Hertz stressed that the new rates will also cover one-way travel, with drivers paying a dropoff charged based on distance. In the past, most unlimited mileage rates applied only to round-trip usage. Since more than 90 percent of Hertz's locations are participating in the rate program, however, the company feels comfortable offering and guaranteeing the new rate. If the customer renting a car asks for a written guarantee on the rate, Hertz will issue a tag with such a guarantee. Hertz is using this feature as a marketing gimmick in its advertising campaign.
Hertz indicated that rates for such runs as New York to Boston would drop from a current price of $98 to $82 under the new fares, and from Dallas to Oklahoma City from $78 to $66.
Mr. Jans said the company was expecting to lose some revenue at first under the new plan but expected ultimately to increase its volume. It can do this either by recapturing a share of the market or kindling new interest in car renting. In the past year, car rentals have declined as air travel has slumped.
A spokesman at Avis said the company had no announcements to make, but added, "No one will fall off their chairs if there is some variation announced."
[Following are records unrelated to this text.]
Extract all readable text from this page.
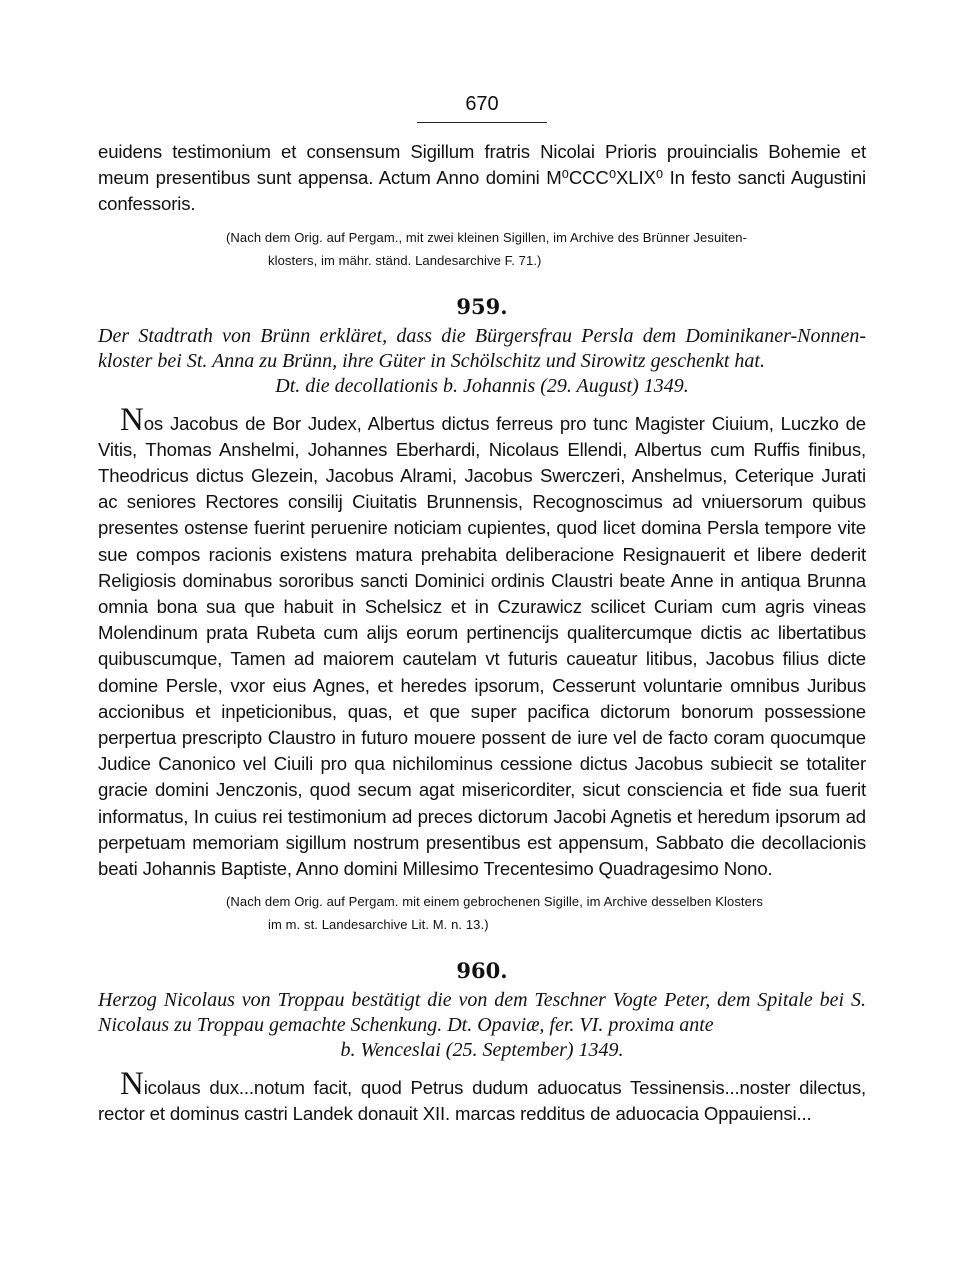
670

euidens testimonium et consensum Sigillum fratris Nicolai Prioris prouincialis Bohemie et meum presentibus sunt appensa. Actum Anno domini M⁰CCC⁰XLIX⁰ In festo sancti Augustini confessoris.

(Nach dem Orig. auf Pergam., mit zwei kleinen Sigillen, im Archive des Brünner Jesuiten-
klosters, im mähr. ständ. Landesarchive F. 71.)

959.

Der Stadtrath von Brünn erkläret, dass die Bürgersfrau Persla dem Dominikaner-Nonnen- kloster bei St. Anna zu Brünn, ihre Güter in Schölschitz und Sirowitz geschenkt hat.
Dt. die decollationis b. Johannis (29. August) 1349.

Nos Jacobus de Bor Judex, Albertus dictus ferreus pro tunc Magister Ciuium, Luczko de Vitis, Thomas Anshelmi, Johannes Eberhardi, Nicolaus Ellendi, Albertus cum Ruffis finibus, Theodricus dictus Glezein, Jacobus Alrami, Jacobus Swerczeri, Anshelmus, Ceterique Jurati ac seniores Rectores consilij Ciuitatis Brunnensis, Recognoscimus ad vniuersorum quibus presentes ostense fuerint peruenire noticiam cupientes, quod licet domina Persla tempore vite sue compos racionis existens matura prehabita deliberacione Resignauerit et libere dederit Religiosis dominabus sororibus sancti Dominici ordinis Claustri beate Anne in antiqua Brunna omnia bona sua que habuit in Schelsicz et in Czurawicz scilicet Curiam cum agris vineas Molendinum prata Rubeta cum alijs eorum pertinencijs qualitercumque dictis ac libertatibus quibuscumque, Tamen ad maiorem cautelam vt futuris caueatur litibus, Jacobus filius dicte domine Persle, vxor eius Agnes, et heredes ipsorum, Cesserunt voluntarie omnibus Juribus accionibus et inpeticionibus, quas, et que super pacifica dictorum bonorum possessione perpertua prescripto Claustro in futuro mouere possent de iure vel de facto coram quocumque Judice Canonico vel Ciuili pro qua nichilominus cessione dictus Jacobus subiecit se totaliter gracie domini Jenczonis, quod secum agat misericorditer, sicut consciencia et fide sua fuerit informatus, In cuius rei testimonium ad preces dictorum Jacobi Agnetis et heredum ipsorum ad perpetuam memoriam sigillum nostrum presentibus est appensum, Sabbato die decollacionis beati Johannis Baptiste, Anno domini Millesimo Trecentesimo Quadragesimo Nono.

(Nach dem Orig. auf Pergam. mit einem gebrochenen Sigille, im Archive desselben Klosters
im m. st. Landesarchive Lit. M. n. 13.)

960.

Herzog Nicolaus von Troppau bestätigt die von dem Teschner Vogte Peter, dem Spitale bei S. Nicolaus zu Troppau gemachte Schenkung. Dt. Opaviæ, fer. VI. proxima ante
b. Wenceslai (25. September) 1349.

Nicolaus dux...notum facit, quod Petrus dudum aduocatus Tessinensis...noster dilectus, rector et dominus castri Landek donauit XII. marcas redditus de aduocacia Oppauiensi...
Avis, Hertz, and other car-rental companies have been offering flat rates to weekened customers for most of the year. Mr. Jans said this competition is likely to continue. On weekends the companies have a surplus of cars as business travelers return them to the rental companies.
The rental companies have had profits squeezed over the past year as interest rates have soared, increasing their cost of buying cars while the prices of their used cars have dropped. In some instances they have resorted to using their cars longer before selling them. When consumers were enticed by rebate programs into buying cars this past spring, the activity on used-car lots also increased, with prices firming somewhat.